Потом Ионафан долго благодарил его. Не за деньги. А за сидение на бордюре, за «но импорта». За слова: «Чем я могу помочь? Только Христос может помочь!»

И ушел.

С каким-то особым чувством Даниил делал всё, что надо было сделать потом. Паковал чемоданы, уложив в один из них бутылку Ионафана. Шел по улицам, где на причудливых деревьях гомонили попугаи. Садился в самолет. Будто только теперь и выполнил то, ради чего и побывал в этой стране, а дела — так, ни к чему.

* * *

— …А черного чая там и нет совсем! — смеялся Даниил, допивая третью чашку любимого чая. Жена убирала посуду с нового, перед отъездом купленного стола, покрытого простенькой скатертью.

Он только что подробно рассказал ей про встречу с Ионафаном, она внимательно слушала, слушал даже шестилетний сын Севка, обрадованный, что его не выставили в детскую на время «взрослых разговоров». Когда с Ионафана разговор перешел на попугаев и крабов, Севка, как ни странно, выскользнул с кухни и куда-то убежал.

— Бедный… — только и сказала об Ионафане супруга. И они пошли разбирать чемоданы.

Но чемоданы оказались открытыми, и не было на месте той самой бутылки с водой.

И бутылка, и сын нашлись на лоджии. Сынишка, уже переодевшийся в привезенную отцом майку с игуанами и пальмами, старательно поливал из бутылки большущий пустой цветочный горшок.

— Это что за садоводство? — засмеялся Даниил.

— А-а, — улыбнулась жена, — это он посадил давным-давно туда семечки от яблока, ты не знал? Естественно, никакие яблони расти не собираются. Но выкидывать не разрешает!

— Мама как-то сказала, — заявил сын, — что мужчина должен построить дом, вырастить сына и посадить дерево. Займусь пока хоть деревом!

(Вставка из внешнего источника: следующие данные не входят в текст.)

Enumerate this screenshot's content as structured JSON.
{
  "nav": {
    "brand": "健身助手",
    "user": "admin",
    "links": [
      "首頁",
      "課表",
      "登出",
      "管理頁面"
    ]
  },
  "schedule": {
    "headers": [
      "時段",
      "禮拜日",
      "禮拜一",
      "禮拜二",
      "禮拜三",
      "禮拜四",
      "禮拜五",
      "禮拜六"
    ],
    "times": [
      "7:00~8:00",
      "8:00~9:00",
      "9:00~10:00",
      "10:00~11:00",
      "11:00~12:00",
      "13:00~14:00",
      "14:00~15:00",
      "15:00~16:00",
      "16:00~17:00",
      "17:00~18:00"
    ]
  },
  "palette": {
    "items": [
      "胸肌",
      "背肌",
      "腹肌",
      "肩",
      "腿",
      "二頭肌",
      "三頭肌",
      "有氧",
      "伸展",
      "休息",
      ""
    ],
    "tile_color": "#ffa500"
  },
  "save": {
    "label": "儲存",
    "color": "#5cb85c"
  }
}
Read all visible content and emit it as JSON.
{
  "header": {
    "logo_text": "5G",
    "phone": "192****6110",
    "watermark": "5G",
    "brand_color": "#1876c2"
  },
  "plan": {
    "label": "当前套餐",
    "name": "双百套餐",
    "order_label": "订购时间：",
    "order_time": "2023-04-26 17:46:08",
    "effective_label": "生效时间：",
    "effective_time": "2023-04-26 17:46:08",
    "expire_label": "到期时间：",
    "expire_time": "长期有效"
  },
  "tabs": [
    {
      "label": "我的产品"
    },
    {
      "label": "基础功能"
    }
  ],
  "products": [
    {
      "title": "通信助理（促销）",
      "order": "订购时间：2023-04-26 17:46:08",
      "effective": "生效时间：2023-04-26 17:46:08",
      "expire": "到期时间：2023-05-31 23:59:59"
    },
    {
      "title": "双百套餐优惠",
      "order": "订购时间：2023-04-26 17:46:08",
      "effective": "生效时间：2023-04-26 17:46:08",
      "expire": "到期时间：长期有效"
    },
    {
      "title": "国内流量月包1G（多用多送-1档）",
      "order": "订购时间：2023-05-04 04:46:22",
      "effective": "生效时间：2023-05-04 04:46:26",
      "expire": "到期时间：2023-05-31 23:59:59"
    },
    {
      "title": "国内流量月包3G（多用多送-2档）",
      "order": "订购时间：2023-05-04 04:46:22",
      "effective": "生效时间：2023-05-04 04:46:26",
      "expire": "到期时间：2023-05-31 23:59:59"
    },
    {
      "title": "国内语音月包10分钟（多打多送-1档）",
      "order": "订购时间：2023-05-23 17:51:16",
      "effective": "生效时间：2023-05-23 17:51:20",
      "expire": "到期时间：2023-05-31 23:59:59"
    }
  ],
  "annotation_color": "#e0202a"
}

Он выговорил эти слова так потешно, что оба родителя расхохотались. Сын обиженно поджал губы и ушел, громко топая.

С тех пор каждый день Севка набирал воды именно в эту бутылку и поливал любимый горшок. Отец хотел было уже прекратить его чудачества, но как-то поутру вышел на лоджию…и ахнул. Из-под земли проклюнулся нежный росточек. «Скорее сюда!» — закричал он. Севка, вбежав, начал радостно скакать и визжать, жена ворчала на мужа, что нечего так пугать с утра, и соседи, небось, решили, что пожар… А Даниил стоял, смотрел на цветочный горшок с корявой надписью по верхнему краю «МОN RБЛОНN», и спроси его кто — он бы не объяснил, что с ним происходит.

А еще через несколько дней, вновь поутру, семья увидела, что проклюнулись еще три росточка.

— Каждому по дереву, каждому по дереву! — восторженно кричал сын.

— Но их же четыре, а нас трое, — удивилась мать.

— Ты не понимаешь, — важно сказал Севка, поправляя очки. — Первое — это дерево Ионафана. Того дяди бандита, о котором папа рассказывал. Это он бутылку подарил папе, значит, одно дерево — его. Теперь он обязательно должен построить дом и вырастить сына!

Даниил поцеловал малыша, вдруг развернулся и вышел. В подъезд, потом на улицу. И шел вперед долго-долго. Ему надо было подумать.

Он растил сына, имел дом… теперь в исчирканном маркером цветочном горшке росло его дерево.

Оставалось — главное. Вернуться к Богу.